I wrapped my muscled arms around her tiny frame and let her cry into my shoulder one of my weathered hands wandered to her head and stroked her hair while the other rubbed her back soothingly as she soaked my checked shirt. I was eighteen and she was sixteen.
"Darlin', please tell me what in God's name is wrong!" I pleaded with her. She sniffed and looked up at me. Her voice was thick and wobbled as she explained.
"Well, you know I have been dating Jonny for a month of so now? W-w-well, I just saw him m-m-making out with Sandy behind Taco B-bell." On the last word, her voice broke and the tears started to spill again.
Needless to say, Jonny was sporting a fine black eye for the next week or so.
Yet another memory followed. As we packed the last cardboard box full of my junk, I surveyed my childhood bedroom. The faded blue walls sported many marks that also doubled up as memories: a hole in the plaster from when my papa made me so mad, I had to hit something and marks where the tack I'd used to stick up pictures had peeled off the paint. A fat tear rolled down my tanned cheek and I felt her warm hand in mine. As usual, she was the one comforting me, she was the one constant in my life, the one that I counted on desperately, and I knew that I would have gone insane many times if it hadn't been for that happy little girl that turned up on my dusty drive.
"Blue, you're a big boy o' nineteen now, you don't go cryin' just 'cause y'all off to college for a year or two!" The voice of reason penetrated through my sombre state. She was two years younger than me, but still knew how to make me see sense. I heard her crying too. We both just sank to the floor and held each other, crying out the loss that was sure to be bowling down the dusty roads our lives were heading in.
The 'Wedding March' started up as I linked her small arm through mine. Pride drenched my heart as I revelled in the fact that she had picked me to walk her down the aisle and give her away. She looked absolutely breathtaking in her white dress, with her raven hair tied in an intricate knot on the top of her head.

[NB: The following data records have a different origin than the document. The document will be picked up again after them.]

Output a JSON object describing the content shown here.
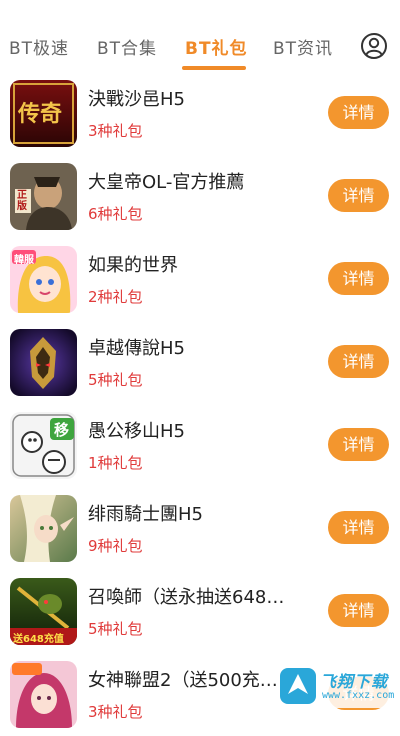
{
  "nav": {
    "tabs": [
      {
        "label": "BT极速"
      },
      {
        "label": "BT合集"
      },
      {
        "label": "BT礼包"
      },
      {
        "label": "BT资讯"
      }
    ],
    "active_index": 2,
    "user_icon": "user-circle-icon"
  },
  "colors": {
    "accent": "#f08a28",
    "button": "#f3962e",
    "gift_text": "#e03b3b"
  },
  "games": [
    {
      "title": "決戰沙邑H5",
      "gifts": "3种礼包",
      "button": "详情"
    },
    {
      "title": "大皇帝OL-官方推薦",
      "gifts": "6种礼包",
      "button": "详情"
    },
    {
      "title": "如果的世界",
      "gifts": "2种礼包",
      "button": "详情"
    },
    {
      "title": "卓越傳說H5",
      "gifts": "5种礼包",
      "button": "详情"
    },
    {
      "title": "愚公移山H5",
      "gifts": "1种礼包",
      "button": "详情"
    },
    {
      "title": "绯雨騎士團H5",
      "gifts": "9种礼包",
      "button": "详情"
    },
    {
      "title": "召喚師（送永抽送648…",
      "gifts": "5种礼包",
      "button": "详情"
    },
    {
      "title": "女神聯盟2（送500充…",
      "gifts": "3种礼包",
      "button": "详情"
    }
  ],
  "thumb_text": {
    "game0_logo": "传奇",
    "game1_badge": "正版",
    "game2_badge": "韓服",
    "game4_badge": "移",
    "game6_badge": "送648充值"
  },
  "watermark": {
    "text": "飞翔下载",
    "sub": "www.fxxz.com"
  }
}
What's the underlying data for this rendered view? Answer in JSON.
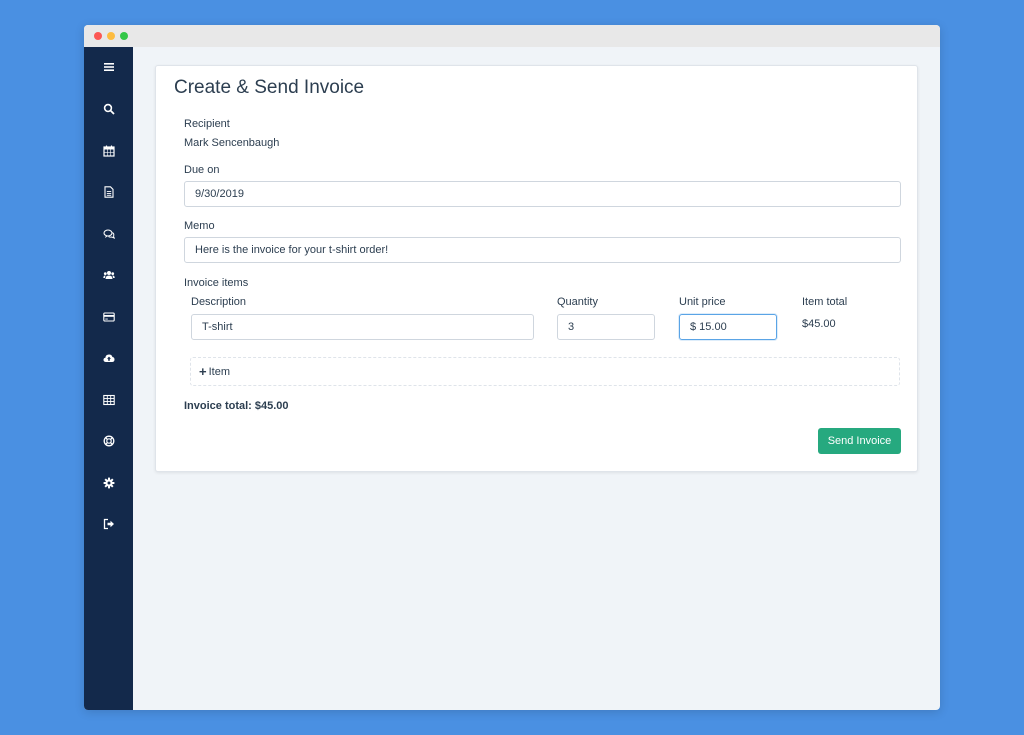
{
  "window": {
    "traffic_lights": [
      "close",
      "minimize",
      "zoom"
    ]
  },
  "sidebar": {
    "items": [
      {
        "icon": "menu-icon"
      },
      {
        "icon": "search-icon"
      },
      {
        "icon": "calendar-icon"
      },
      {
        "icon": "document-icon"
      },
      {
        "icon": "chat-icon"
      },
      {
        "icon": "users-icon"
      },
      {
        "icon": "credit-card-icon"
      },
      {
        "icon": "cloud-upload-icon"
      },
      {
        "icon": "table-icon"
      },
      {
        "icon": "help-icon"
      },
      {
        "icon": "gear-icon"
      },
      {
        "icon": "sign-out-icon"
      }
    ]
  },
  "form": {
    "title": "Create & Send Invoice",
    "recipient_label": "Recipient",
    "recipient_value": "Mark Sencenbaugh",
    "due_label": "Due on",
    "due_value": "9/30/2019",
    "memo_label": "Memo",
    "memo_value": "Here is the invoice for your t-shirt order!",
    "items_label": "Invoice items",
    "columns": {
      "description": "Description",
      "quantity": "Quantity",
      "unit_price": "Unit price",
      "item_total": "Item total"
    },
    "item": {
      "description": "T-shirt",
      "quantity": "3",
      "unit_price": "$ 15.00",
      "item_total": "$45.00"
    },
    "add_item_label": "Item",
    "invoice_total": "Invoice total: $45.00",
    "send_button": "Send Invoice"
  },
  "colors": {
    "background": "#4a90e2",
    "sidebar": "#13294b",
    "primary_button": "#26a97f",
    "text": "#2c3e50"
  }
}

As we got to our third step down the aisle, fear suddenly stabbed through my body like a knife through meat.
Painfully, and difficultly.
After this, I would lose my Alice, she would be someone else's as soon as she said the words "I do".
Swallowing the sudden lump that had formed in my throat, I put on the bravest smile I could muster up and fought back the tears that were desperate to be released from my bright blue eyes.

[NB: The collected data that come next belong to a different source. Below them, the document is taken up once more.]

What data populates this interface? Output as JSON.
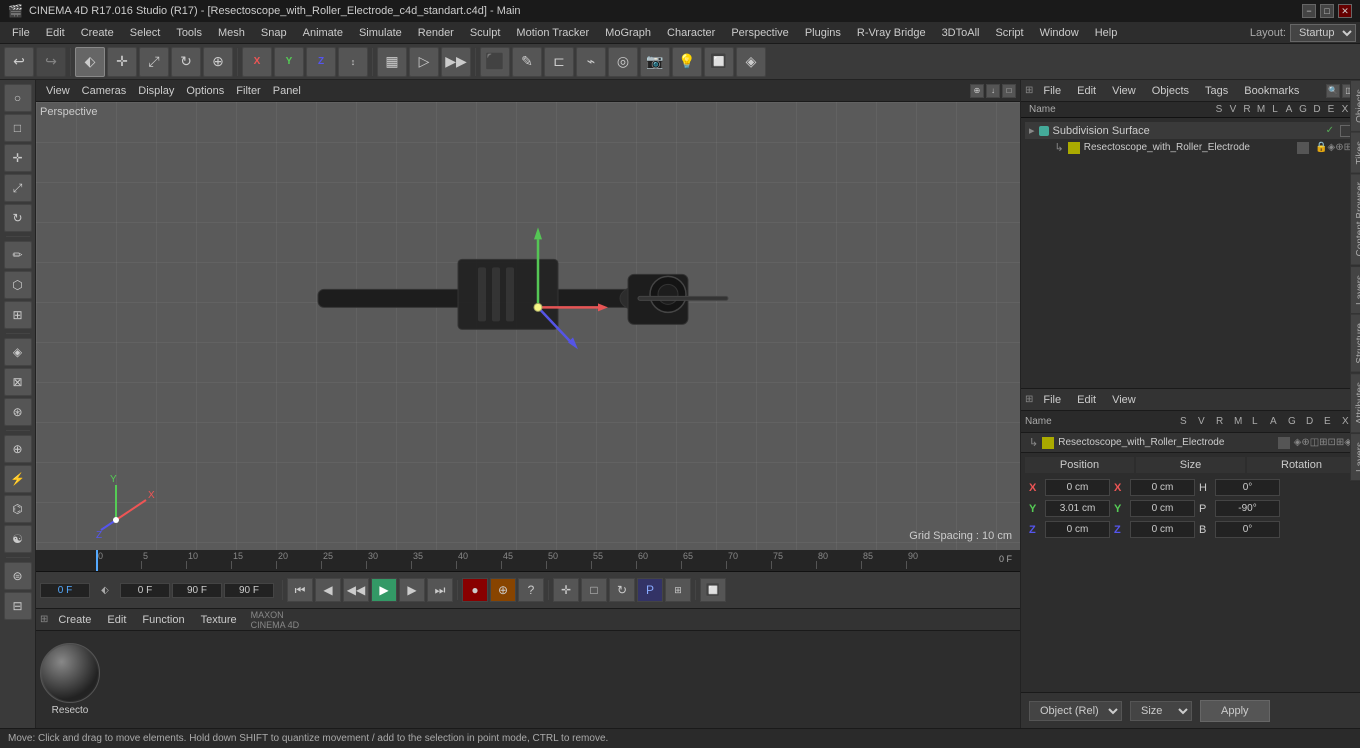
{
  "window": {
    "title": "CINEMA 4D R17.016 Studio (R17) - [Resectoscope_with_Roller_Electrode_c4d_standart.c4d] - Main"
  },
  "titlebar": {
    "title": "CINEMA 4D R17.016 Studio (R17) - [Resectoscope_with_Roller_Electrode_c4d_standart.c4d] - Main",
    "controls": [
      "−",
      "□",
      "✕"
    ]
  },
  "menubar": {
    "items": [
      "File",
      "Edit",
      "Create",
      "Select",
      "Tools",
      "Mesh",
      "Snap",
      "Animate",
      "Simulate",
      "Render",
      "Sculpt",
      "Motion Tracker",
      "MoGraph",
      "Character",
      "Perspective",
      "Plugins",
      "R-Vray Bridge",
      "3DToAll",
      "Script",
      "Window",
      "Help"
    ],
    "layout_label": "Layout:",
    "layout_value": "Startup"
  },
  "viewport": {
    "label": "Perspective",
    "grid_spacing": "Grid Spacing : 10 cm",
    "menus": [
      "View",
      "Cameras",
      "Display",
      "Options",
      "Filter",
      "Panel"
    ]
  },
  "objects_panel": {
    "title": "Objects",
    "menus": [
      "File",
      "Edit",
      "View",
      "Objects",
      "Tags",
      "Bookmarks"
    ],
    "columns": [
      "Name",
      "S",
      "V",
      "R",
      "M",
      "L",
      "A",
      "G",
      "D",
      "E",
      "X"
    ],
    "tree": [
      {
        "name": "Subdivision Surface",
        "type": "subdivision",
        "indent": 0,
        "has_check": true,
        "has_green": true
      },
      {
        "name": "Resectoscope_with_Roller_Electrode",
        "type": "object",
        "indent": 1,
        "has_yellow": true
      }
    ]
  },
  "attributes_panel": {
    "title": "Attributes",
    "menus": [
      "File",
      "Edit",
      "View"
    ],
    "object_name": "Resectoscope_with_Roller_Electrode",
    "columns": [
      "Name",
      "S",
      "V",
      "R",
      "M",
      "L",
      "A",
      "G",
      "D",
      "E",
      "X"
    ],
    "position": {
      "label": "Position",
      "x": {
        "label": "X",
        "value": "0 cm"
      },
      "y": {
        "label": "Y",
        "value": "3.01 cm"
      },
      "z": {
        "label": "Z",
        "value": "0 cm"
      }
    },
    "size": {
      "label": "Size",
      "x": {
        "label": "X",
        "value": "0 cm"
      },
      "y": {
        "label": "Y",
        "value": "0 cm"
      },
      "z": {
        "label": "Z",
        "value": "0 cm"
      }
    },
    "rotation": {
      "label": "Rotation",
      "h": {
        "label": "H",
        "value": "0°"
      },
      "p": {
        "label": "P",
        "value": "-90°"
      },
      "b": {
        "label": "B",
        "value": "0°"
      }
    },
    "object_selector": "Object (Rel)",
    "size_selector": "Size",
    "apply_label": "Apply"
  },
  "timeline": {
    "frames": [
      "0",
      "5",
      "10",
      "15",
      "20",
      "25",
      "30",
      "35",
      "40",
      "45",
      "50",
      "55",
      "60",
      "65",
      "70",
      "75",
      "80",
      "85",
      "90"
    ],
    "current_frame": "0 F",
    "start_frame": "0 F",
    "end_frame": "90 F",
    "preview_end": "90 F"
  },
  "material_editor": {
    "menus": [
      "Create",
      "Edit",
      "Function",
      "Texture"
    ],
    "material_name": "Resecto"
  },
  "statusbar": {
    "text": "Move: Click and drag to move elements. Hold down SHIFT to quantize movement / add to the selection in point mode, CTRL to remove."
  },
  "right_tabs": [
    "Objects",
    "Tikes",
    "Content Browser",
    "Layers",
    "Structure",
    "Attributes",
    "Layers"
  ]
}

As I regained some consciousness, I realised that I had been so wrong. Alice had always been in my life and here she was, at the end of it too.

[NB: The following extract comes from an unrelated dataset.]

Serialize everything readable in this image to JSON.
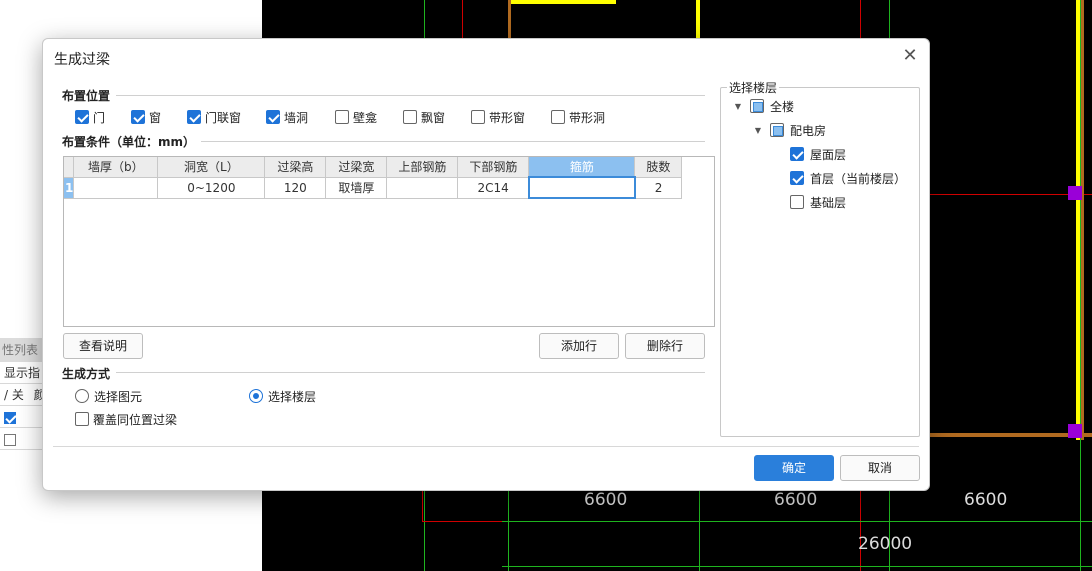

"Goodbye darlin'" I struggled to speak as I felt myself being dragged unwillingly into the next phase of my existence.
"Don't you dare think this is over, Blue. I'll see you in heaven or wherever the hell it is you're riding off to. Knowing us, we'll end up right back where we started, in that godforsaken barn on the ranch. I love you Jasper, and I'll see you soon, I promise."
My best friend's final promise lifted my spirit and strengthened my soul as I plunged into the unknown.